Históricamente, además, durante el despliegue del
capitalismo en el centro, las cuestiones de la cultura han estado relativamente
subordinadas al desarrollo de las fuerzas productivas. La cultura de masas ha
sido, en tal sentido, un epifenómeno. Un producto combinado de la ciudad, la
industria, la educación y el conocimiento aplicado a la revolución de los
medios técnicos de producción simbólica. América Latina, en cambio, nos
muestra un proceso inverso. Aquí la cultura de masas irrumpe tardía pero
anticipadamente: se adelanta, en efecto, a la universalización del trabajo, al
predominio del modo industrial, incluso a la urbanización y la escolarización
extensivas. La cultura de masas, en vez de ser un epifenómeno y un resultado endógenamente gestado, aparece pues como una condición
exógenamente producida pero a la vez determinante para nuestro desarrollo.
Allí reside la paradoja de nuestra modernidad: sin crítica ni medios que
sublimen, tenemos sin embargo que hacer la gran inversión de energías que
requiere el desarrollo. Exentos de realismo, disciplina puritana, aprecio por
la razón estratégica y una noción de ciudadanía pública combinada con el
sentido individualista de la existencia en el mercado, tenemos si embargo que
crear los “sustitutos funcionales” que nos permitan hacer la enorme acumulación
y transformación “faustiana” que exige el
desarrollo.
Para ello no nos queda otra solución que tomarnos en
serio nuestra cultura de masas y los medios técnicos en que ella se funda ‑sobre
todo la televisión y crecientemente la escuela y la universidad con el fin de
operar, desde ella, las transformaciones que sean requeridas y nos garanticen
(con urgencia) las estructuras motivacionales, de
comportamiento y valores necesarios para producirnos como sociedades
desarrolladas.
IV
No tengo mucho más que decir. Me doy por satisfecho si acaso he puesto unos pocos argumentos que pudieran servir
para discutir y actuar fuera de los cánones en que nos hemos habituado a discurrir
sobre estos temas. Para decirlo provocativamente: hay un “macondismo”

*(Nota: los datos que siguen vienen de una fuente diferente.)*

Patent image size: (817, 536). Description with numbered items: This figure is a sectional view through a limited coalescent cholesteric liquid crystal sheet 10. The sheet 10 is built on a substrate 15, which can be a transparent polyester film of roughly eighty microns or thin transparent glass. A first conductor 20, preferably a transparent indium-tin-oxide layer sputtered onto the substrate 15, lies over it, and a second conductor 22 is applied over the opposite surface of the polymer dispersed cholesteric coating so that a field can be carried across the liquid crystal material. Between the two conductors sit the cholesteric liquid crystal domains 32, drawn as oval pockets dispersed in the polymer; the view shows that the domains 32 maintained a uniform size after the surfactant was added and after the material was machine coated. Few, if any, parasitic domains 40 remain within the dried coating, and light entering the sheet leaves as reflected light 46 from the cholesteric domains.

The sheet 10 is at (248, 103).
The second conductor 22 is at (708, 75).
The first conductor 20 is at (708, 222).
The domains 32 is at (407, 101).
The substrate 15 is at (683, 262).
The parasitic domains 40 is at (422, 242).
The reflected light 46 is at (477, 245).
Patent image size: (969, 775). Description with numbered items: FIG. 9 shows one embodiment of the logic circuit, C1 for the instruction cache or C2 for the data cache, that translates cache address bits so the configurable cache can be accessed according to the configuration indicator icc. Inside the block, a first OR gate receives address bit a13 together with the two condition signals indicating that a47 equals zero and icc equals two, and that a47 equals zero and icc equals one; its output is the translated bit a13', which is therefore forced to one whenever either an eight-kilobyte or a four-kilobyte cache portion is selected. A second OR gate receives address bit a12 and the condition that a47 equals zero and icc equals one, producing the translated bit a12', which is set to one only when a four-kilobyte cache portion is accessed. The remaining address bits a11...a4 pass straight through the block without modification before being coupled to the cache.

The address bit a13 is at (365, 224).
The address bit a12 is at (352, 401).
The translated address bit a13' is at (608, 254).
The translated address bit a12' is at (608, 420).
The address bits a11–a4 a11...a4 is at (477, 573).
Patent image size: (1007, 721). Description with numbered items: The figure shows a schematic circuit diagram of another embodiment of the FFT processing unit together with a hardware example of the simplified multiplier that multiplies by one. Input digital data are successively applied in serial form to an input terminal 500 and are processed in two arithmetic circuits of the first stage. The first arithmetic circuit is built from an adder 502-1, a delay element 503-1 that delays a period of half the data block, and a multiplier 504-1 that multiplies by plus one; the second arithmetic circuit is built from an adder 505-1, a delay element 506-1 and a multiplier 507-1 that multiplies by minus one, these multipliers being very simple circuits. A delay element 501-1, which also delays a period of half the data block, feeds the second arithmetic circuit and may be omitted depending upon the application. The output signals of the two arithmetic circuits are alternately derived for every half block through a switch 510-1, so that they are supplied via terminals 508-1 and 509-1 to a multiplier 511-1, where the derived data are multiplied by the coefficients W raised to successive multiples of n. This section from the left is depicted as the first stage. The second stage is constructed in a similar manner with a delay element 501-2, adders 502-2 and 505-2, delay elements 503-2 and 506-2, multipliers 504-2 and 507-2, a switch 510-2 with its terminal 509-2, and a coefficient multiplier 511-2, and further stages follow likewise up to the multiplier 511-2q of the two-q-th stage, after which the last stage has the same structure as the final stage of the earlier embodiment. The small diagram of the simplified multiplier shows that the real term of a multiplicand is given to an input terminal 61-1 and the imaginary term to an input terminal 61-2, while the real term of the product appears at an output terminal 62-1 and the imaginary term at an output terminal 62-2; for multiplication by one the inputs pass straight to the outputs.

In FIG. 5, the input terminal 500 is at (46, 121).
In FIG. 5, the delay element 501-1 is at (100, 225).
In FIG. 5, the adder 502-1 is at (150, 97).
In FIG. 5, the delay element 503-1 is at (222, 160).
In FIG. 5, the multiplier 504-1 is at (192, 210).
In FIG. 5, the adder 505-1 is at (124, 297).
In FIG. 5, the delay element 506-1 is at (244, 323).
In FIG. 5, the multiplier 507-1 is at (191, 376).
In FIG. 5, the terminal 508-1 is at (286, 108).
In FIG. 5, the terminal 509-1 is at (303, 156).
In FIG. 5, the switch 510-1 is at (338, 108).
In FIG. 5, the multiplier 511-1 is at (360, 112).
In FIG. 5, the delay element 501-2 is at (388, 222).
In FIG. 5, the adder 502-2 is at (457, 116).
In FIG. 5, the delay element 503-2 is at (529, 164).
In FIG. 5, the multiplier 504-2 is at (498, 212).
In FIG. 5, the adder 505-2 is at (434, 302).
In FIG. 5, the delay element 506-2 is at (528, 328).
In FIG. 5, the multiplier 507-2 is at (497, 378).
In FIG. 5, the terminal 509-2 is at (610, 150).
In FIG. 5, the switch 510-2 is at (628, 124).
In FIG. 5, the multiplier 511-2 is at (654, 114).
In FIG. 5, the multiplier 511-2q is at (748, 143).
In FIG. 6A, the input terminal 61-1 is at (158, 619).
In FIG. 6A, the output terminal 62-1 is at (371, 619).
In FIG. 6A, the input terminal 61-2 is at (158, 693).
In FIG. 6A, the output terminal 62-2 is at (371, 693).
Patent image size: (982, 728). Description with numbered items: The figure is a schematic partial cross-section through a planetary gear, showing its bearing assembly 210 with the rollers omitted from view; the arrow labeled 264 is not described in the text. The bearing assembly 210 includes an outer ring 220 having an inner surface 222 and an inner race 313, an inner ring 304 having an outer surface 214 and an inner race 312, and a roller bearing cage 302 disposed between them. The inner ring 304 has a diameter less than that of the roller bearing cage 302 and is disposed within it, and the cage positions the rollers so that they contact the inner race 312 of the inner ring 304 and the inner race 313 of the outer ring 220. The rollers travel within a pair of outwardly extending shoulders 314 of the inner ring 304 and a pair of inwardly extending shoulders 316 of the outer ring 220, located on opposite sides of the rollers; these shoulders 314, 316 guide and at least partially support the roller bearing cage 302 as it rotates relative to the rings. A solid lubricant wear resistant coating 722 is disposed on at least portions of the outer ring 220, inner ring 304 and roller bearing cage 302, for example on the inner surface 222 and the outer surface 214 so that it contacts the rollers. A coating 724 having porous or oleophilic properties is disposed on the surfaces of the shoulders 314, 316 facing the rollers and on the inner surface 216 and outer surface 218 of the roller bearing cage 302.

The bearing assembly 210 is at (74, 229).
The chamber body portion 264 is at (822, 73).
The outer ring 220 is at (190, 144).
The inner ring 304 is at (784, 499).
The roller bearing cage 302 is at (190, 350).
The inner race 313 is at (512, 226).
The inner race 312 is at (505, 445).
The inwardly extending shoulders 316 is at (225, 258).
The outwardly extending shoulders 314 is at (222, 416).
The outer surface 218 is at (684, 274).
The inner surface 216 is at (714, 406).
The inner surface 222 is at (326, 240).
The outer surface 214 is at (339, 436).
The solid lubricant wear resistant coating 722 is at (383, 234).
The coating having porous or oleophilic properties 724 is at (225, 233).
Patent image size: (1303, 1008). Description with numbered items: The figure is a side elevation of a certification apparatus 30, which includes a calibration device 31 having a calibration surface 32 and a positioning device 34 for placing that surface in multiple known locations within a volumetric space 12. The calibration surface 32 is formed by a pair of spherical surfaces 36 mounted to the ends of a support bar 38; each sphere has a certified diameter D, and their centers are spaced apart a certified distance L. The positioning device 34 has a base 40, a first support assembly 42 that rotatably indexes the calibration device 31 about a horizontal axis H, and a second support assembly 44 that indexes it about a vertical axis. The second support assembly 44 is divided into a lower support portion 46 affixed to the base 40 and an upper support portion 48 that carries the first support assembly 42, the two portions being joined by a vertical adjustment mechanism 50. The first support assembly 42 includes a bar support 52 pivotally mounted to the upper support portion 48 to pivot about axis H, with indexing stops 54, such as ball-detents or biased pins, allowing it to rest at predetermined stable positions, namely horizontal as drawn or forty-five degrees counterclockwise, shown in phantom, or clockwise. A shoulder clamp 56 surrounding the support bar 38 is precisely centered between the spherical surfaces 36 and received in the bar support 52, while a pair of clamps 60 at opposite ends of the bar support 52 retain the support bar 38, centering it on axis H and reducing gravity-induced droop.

que nos pierde. Consiste en sugerir que vivimos una
realidad mágica y perversamente maravillosa, donde la leyenda nos mantiene en
la impotencia y las utopías nos permiten soñar y fracasar con dignidad. Frente
a la televisión y a lo que viene con ella, el “macondismo”
es alternativamente “apocalíptico”, cuando acusa a los medios de manipular la
conciencia y someterla a la banalidad, e “integrado”, cuando descubre que la
televisión facilita una suerte de fusión entre lo típico‑popular y la
potencialidad tecnológica para crear mundos imaginados.
El problema, en tanto, no reside en la televisión
sino en la cultura de masas en que de golpe nos hallamos inmersos, una sola de
cuyas dimensiones percibimos al encender las pantallas.
Las tecnologías que fundan esta cultura corren el
riesgo de volverse “macondianas” ellas mismas, como
las mariposas amarillas que revolotean a nuestro alrededor y nos encandilan
con su belleza, si no nos apresuramos a darles las respuestas que aún esperan:
de la política, de las iglesias, de la intelectualidad, de las organizaciones
sociales, del sistema educacional, de los Gobiernos y parlamentos, de los
organismos populares. Por ahora estamos demasiado entregados a la discusión
sobre el “control de los medios”: si el mercado, el
Estado o quiénes. El control, no puede negarse, es un elemento central. Pero
no es el más importante ni el único, en cualquier caso miradas las cosas con
perspectiva hacia el futuro.
Pues allá adelante, inevitablemente, volveremos
siempre a encontrarnos con la gran cuestión de la cultura de masas y la manera
de convertirla a ella en la condición de nuestro propio desarrollo, de la
democracia a que aspiramos y de la modernidad que nos invade por su intermedio.